No podemos dejar de referirnos a la enorme dificultad que tales instituciones tienen en ofrecer a sus investigadores el entorno y recursos adecuados para favorecer el desarrollo de todo su potencial que, en condiciones óptimas, puede producir una gran riqueza para el país.

La endémica falta de sensibilización, de acceso a los recursos humanos, tecnológicos, falta de espacios, de infraestructuras y plataformas tecnológicas necesarias para recrear un microcosmos, un entorno propicio y facilitador para la necesaria interacción y colaboración entre los generadores de innovación y de conocimiento en todos sus formatos y estadios evolutivos posibles, provocan que muchos de nuestros mejores exponentes científicos se planteen migrar y de hecho migren hacia otros lugares, países, en los que sí tengan claro que para el avance de un país es necesario regar y promover sus fuentes de conocimiento desde el inicio, sus fuentes de investigación, su sistema científico-tecnológico.
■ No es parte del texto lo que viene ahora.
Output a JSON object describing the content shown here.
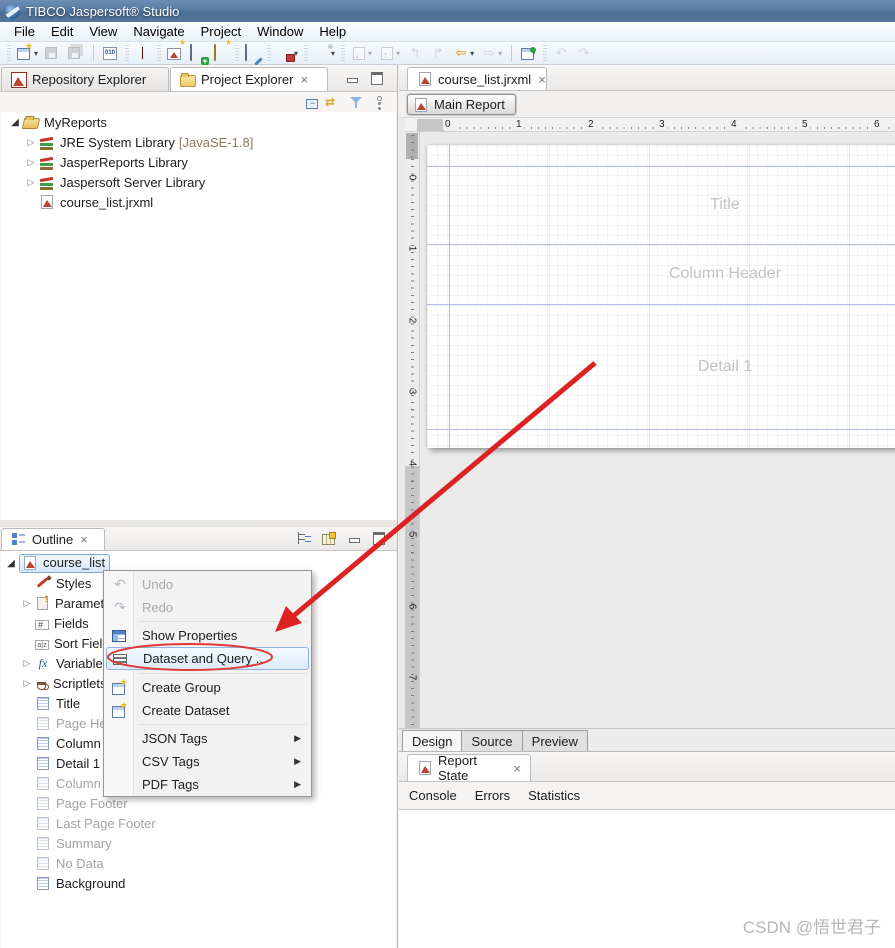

En definitiva se trata de una importante falta de recursos económicos: no hay suficientes ayudas económicas, no existe el necesario apoyo, quizá fruto de la poca orientación que ha venido demostrando la Administración Pública hasta la fecha, para el modelo de investigación de nuestro país.

Mientras nosotros formamos a los mejores, otros, quizá nuestros competidores, los disfrutarán

Los resultados

No sólo se nos han ido una buena parte de científicos seniors y una vez aposentados les cuesta mucho volver, sino que se nos escapa el potencial de desarrollo, la cantera, la base que retroalimenta el sistema.

Nuestros talentos salen en busca de oportunidades, de espacios vitales en los que desplegar su creatividad, energía, capacidad y competencias para lograr sus objetivos, y salen también en busca de reconocimiento. Otro recurso escaso en la cultura de nuestro país.

Así las cosas, mientras nosotros nos descapitalizamos y nuestro futuro se descafeína, otros países capitalizan nuestra materia gris.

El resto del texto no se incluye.